Das Etikett “historisch“, das gern inflationär auf Politiker-Reden aller Art geklebt wird, ist diesmal hoch verdient.

Noch nie zuvor hat ein führender Politiker der Erde derart deutliche Worte zum Verhältnis der westlichen zur muslimischen Welt gefunden wie US-Präsident Barack Obama gestern in Kairo. Noch nie zuvor sind Kernprobleme, Unzulänglichkeiten und Erwartungen auf beiden Seiten so offen formuliert worden. Es war zugleich eine flammende Absage an den politischen Radikalismus und an Samuel Huntingtons Vision vom "Zusammenprall der Kulturen".

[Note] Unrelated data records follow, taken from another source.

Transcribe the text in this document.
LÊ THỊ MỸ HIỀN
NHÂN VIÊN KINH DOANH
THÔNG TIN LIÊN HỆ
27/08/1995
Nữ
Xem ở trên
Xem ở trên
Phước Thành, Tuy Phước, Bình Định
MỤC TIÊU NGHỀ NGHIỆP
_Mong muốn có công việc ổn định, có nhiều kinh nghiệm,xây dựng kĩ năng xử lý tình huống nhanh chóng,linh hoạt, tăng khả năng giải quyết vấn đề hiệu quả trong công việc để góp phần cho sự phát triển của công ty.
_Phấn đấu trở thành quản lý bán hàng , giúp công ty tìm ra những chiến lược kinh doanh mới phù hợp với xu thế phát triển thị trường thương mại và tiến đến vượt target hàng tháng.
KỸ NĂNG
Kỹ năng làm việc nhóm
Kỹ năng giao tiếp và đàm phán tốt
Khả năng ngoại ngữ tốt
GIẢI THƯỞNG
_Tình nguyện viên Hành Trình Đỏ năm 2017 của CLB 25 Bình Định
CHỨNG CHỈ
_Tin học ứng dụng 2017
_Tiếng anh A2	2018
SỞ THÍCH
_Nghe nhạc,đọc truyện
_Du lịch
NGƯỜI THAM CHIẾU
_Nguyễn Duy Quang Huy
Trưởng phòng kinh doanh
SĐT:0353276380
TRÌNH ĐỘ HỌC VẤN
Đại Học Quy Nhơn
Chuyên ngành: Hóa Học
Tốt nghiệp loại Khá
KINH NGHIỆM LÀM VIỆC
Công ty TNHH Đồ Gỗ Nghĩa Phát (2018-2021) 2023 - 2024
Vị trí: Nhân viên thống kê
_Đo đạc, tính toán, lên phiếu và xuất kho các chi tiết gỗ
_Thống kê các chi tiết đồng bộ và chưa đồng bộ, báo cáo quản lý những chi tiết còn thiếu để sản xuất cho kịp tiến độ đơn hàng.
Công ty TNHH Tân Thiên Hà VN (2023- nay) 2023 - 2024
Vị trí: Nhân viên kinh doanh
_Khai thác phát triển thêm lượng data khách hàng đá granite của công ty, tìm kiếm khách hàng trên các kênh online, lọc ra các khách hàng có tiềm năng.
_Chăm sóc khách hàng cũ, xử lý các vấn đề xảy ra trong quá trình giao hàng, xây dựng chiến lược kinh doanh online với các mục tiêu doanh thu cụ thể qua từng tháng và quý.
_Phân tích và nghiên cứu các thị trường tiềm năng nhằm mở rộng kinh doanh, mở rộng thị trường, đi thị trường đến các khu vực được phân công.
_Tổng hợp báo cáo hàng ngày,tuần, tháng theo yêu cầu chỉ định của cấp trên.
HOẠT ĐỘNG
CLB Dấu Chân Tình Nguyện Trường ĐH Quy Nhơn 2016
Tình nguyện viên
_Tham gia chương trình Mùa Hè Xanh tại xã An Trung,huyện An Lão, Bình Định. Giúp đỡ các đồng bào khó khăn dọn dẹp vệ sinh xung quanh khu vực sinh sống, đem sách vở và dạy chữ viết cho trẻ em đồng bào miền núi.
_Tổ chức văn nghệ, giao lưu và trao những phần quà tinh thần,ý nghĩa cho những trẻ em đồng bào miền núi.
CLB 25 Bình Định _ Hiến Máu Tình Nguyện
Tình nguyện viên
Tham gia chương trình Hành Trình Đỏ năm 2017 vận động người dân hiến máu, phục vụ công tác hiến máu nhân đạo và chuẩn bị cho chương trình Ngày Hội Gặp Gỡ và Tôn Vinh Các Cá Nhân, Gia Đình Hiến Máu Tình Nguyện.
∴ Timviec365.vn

Barack Obamas Rede ist ein mutiger und schonungsloser Vorstoß, um erstarrte Fronten aufzubrechen. Mit dem wiederholten Zitieren des Korans sowie dem nachdrücklichen Hinweis auf sein muslimisches Erbe ist der Präsident an die äußersten Grenzen dessen gegangen, was er klerikal-konservativen Amerikanern zumuten kann. Und Israels Regierungschef Benjamin Netanjahu werden Obamas klares Bekenntnis zu einem Palästinenserstaat, zu einer Einbeziehung der Hamas sowie seine Hinweise auf das Leiden der Palästinenser nicht eben das Herz gewärmt haben. Andererseits sind Obamas Forderungen an die islamische Welt in puncto Demokratie, Frauenrechte und religiöser Toleranz für konservative Muslime eine Zumutung.

Der Präsident der USA hat es gewagt, unbequeme Wahrheiten auszusprechen und damit Tabus zu brechen. Nun wird sich zeigen, ob die islamische Welt die gleiche Kraft und Souveränität besitzt.